Health Talk: Fatal Familial Insomnia

Many people have had trouble sleeping at one point or another during their lives. Indeed, not being able to get enough sleep is a common problem among university students. However, insomnia is also the primary symptom of a rare, genetic prion disease, fatal familial insomnia.

Fatal familial insomnia (FFI) is notable for the prognosis of those suffering from it: as the disease progresses, patients find themselves able to get less and less sleep, until they are unable to sleep at all, and eventually succumb to exhaustion.
There is no known cure for FFI. Sleeping pills have proven ineffective in inducing sleep in patients suffering from the illness. However, there is some evidence that treatments aimed at mitigating symptoms due to the associated insomnia may improve the quality of life of such patients.

People who suffer from fatal familial insomnia generally begin to present symptoms around middle age, between the ages of 40 and 60.
The late onset of the disease often means that those suffering from FFI have already passed on the responsible gene to their children by the time that they are aware that they possess it.

FFI is an autosomal dominant disorder. This means that to have the disease, one must possess just one copy of the gene responsible, rather than two, and that the gene does not lie on a sex chromosome and hence has equal chances of being passed onto males and females.

Genetic tests have been developed to detect the presence of the disorder, and research to find a cure is ongoing. Some researchers hope that any progress made toward finding a cure for FFI may prove valuable in understanding similar diseases and other neurological maladies.

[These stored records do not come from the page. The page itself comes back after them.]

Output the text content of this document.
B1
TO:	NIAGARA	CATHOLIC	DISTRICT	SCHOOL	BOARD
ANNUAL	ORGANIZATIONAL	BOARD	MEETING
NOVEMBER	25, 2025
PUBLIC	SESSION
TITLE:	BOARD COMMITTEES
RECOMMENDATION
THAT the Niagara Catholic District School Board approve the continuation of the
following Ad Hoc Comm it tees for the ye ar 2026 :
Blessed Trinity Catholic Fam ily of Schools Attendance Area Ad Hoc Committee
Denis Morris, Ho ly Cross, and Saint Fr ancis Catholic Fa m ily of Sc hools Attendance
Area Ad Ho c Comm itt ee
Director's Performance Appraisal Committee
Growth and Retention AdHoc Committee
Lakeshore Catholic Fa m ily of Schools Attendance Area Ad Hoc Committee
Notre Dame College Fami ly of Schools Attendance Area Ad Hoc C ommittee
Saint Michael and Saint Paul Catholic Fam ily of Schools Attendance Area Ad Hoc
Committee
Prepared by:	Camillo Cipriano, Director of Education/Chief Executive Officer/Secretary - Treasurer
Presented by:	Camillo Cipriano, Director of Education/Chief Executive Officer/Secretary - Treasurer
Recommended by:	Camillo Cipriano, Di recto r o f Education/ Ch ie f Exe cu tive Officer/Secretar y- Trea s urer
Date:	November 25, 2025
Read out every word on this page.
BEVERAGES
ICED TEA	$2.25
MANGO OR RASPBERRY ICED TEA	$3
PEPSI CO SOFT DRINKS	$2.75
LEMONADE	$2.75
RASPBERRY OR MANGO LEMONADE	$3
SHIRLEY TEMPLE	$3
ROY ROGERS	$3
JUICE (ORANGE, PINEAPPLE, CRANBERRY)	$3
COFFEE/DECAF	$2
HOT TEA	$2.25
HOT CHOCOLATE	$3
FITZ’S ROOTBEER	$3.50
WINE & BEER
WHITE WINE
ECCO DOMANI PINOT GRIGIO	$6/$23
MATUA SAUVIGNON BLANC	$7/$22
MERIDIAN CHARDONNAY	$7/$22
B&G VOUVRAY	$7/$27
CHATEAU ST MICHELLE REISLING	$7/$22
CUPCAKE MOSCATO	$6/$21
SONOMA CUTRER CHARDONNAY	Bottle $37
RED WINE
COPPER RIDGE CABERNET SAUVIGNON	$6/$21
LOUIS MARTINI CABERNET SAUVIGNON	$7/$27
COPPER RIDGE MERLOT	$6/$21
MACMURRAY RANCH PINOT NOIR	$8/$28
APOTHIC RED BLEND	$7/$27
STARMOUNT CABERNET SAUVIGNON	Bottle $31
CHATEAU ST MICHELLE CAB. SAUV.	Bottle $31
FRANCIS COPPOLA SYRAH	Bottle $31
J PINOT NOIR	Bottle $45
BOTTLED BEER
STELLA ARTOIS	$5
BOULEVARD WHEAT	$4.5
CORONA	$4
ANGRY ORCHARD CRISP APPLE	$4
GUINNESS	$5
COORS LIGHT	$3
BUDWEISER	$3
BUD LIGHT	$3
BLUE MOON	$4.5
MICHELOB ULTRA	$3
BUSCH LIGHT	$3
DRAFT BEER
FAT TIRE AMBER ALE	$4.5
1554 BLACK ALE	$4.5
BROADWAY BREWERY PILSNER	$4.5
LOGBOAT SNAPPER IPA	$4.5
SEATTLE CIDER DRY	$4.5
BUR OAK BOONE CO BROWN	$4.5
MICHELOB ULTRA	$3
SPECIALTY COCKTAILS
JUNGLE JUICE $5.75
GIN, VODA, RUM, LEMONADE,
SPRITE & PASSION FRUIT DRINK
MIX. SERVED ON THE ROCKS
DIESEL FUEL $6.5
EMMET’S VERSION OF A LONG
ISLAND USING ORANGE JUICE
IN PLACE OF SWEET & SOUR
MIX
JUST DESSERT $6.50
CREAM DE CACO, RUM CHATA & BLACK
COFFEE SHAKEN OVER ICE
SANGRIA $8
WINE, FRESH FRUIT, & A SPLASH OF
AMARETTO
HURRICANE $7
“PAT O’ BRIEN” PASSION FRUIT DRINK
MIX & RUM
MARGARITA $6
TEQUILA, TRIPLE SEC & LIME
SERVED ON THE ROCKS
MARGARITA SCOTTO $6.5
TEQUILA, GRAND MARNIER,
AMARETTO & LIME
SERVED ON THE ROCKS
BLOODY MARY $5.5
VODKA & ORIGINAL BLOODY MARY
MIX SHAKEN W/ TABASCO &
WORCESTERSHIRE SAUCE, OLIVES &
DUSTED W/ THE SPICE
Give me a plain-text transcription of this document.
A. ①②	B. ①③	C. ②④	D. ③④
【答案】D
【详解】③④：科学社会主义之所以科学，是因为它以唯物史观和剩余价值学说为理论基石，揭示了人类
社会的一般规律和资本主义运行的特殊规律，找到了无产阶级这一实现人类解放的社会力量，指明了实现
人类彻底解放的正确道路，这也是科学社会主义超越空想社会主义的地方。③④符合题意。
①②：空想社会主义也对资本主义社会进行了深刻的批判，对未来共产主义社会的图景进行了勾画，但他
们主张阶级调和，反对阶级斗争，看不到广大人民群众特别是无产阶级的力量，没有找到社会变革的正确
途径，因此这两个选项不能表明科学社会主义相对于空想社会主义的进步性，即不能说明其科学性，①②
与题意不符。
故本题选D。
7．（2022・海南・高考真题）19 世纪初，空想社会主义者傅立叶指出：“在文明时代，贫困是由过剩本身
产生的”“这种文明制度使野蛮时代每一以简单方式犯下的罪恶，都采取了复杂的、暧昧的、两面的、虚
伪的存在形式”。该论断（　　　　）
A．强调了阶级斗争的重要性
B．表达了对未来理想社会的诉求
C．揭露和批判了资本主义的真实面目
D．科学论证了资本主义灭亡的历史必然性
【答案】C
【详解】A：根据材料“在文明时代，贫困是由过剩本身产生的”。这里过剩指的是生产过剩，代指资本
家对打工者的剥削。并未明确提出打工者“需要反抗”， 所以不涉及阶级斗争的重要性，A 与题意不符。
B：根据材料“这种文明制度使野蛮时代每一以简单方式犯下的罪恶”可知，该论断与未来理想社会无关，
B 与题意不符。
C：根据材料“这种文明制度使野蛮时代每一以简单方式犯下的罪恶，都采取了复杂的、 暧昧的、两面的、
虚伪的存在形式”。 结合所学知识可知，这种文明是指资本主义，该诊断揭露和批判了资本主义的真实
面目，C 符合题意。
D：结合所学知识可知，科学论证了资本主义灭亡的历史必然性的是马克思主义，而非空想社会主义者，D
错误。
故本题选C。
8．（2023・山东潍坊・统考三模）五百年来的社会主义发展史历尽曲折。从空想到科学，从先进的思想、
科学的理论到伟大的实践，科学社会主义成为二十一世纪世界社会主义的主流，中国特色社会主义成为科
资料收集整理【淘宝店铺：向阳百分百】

As its name suggests, the disease is fatal, and patients succumb to the disease generally within several months to several years of the onset of symptoms. Patients suffer from the degeneration of a specific part of the brain, the thalamus, which is in part responsible for the regulation of sleep. This leads to symptoms including insomnia, panic attacks, lethargy, hallucinations, and phobias, which are followed by a complete lack of sleep, weight loss, apparent dementia, the shut-down of bodily function, and finally, death.
The symptoms of FFI originate from damage to the brain caused by prions. Prions are abnormally folded proteins that are able to self-replicate by inducing normal proteins to fold abnormally as well. In those with FFI, a mutation in the gene coding for the protein causes the subject’s body to produce the abnormal protein responsible for the disorder.

Prion diseases, also called transmissible spongiform encephalopathies, are defined by the Centers for Disease Control as “a family of rare progressive neurodegenerative disorders that affect both humans and animals.” Several common characteristics of these diseases include a long incubation period, a characteristic pattern of neural loss in the brain, and the lack of an inflammatory response by the patient’s body. There is currently no known cure for prion diseases. Examples of prion diseases other than fatal familial insomnia include Creutzfeldt-Jakob disease and kuru — once common among the Fore tribe of Papua New Guinea, kuru’s transmission was primarily due to cannibalism — in humans, and bovine spongiform encephalopathy, popularly known as “mad cow disease,” chronic wasting disease, and scrapie in animals.

According to a Dateline NBC article, there are 28 families with a history of FFI worldwide, although more instances of the disease are being uncovered. In January 2003, the Fatal Familial Insomnia Families Association was founded in Treviso, Italy, with the goals of promoting research efforts, publicizing recent findings, supporting those affected by FFI, and encouraging communication between families affected by the disorder.

The Fatal Familial Insomnia Families Association currently supports the initiation of research into the clinical management and molecular study of FFI, as well as the establishment of preventative treatments for people who carry the genetic mutation responsible for the disease.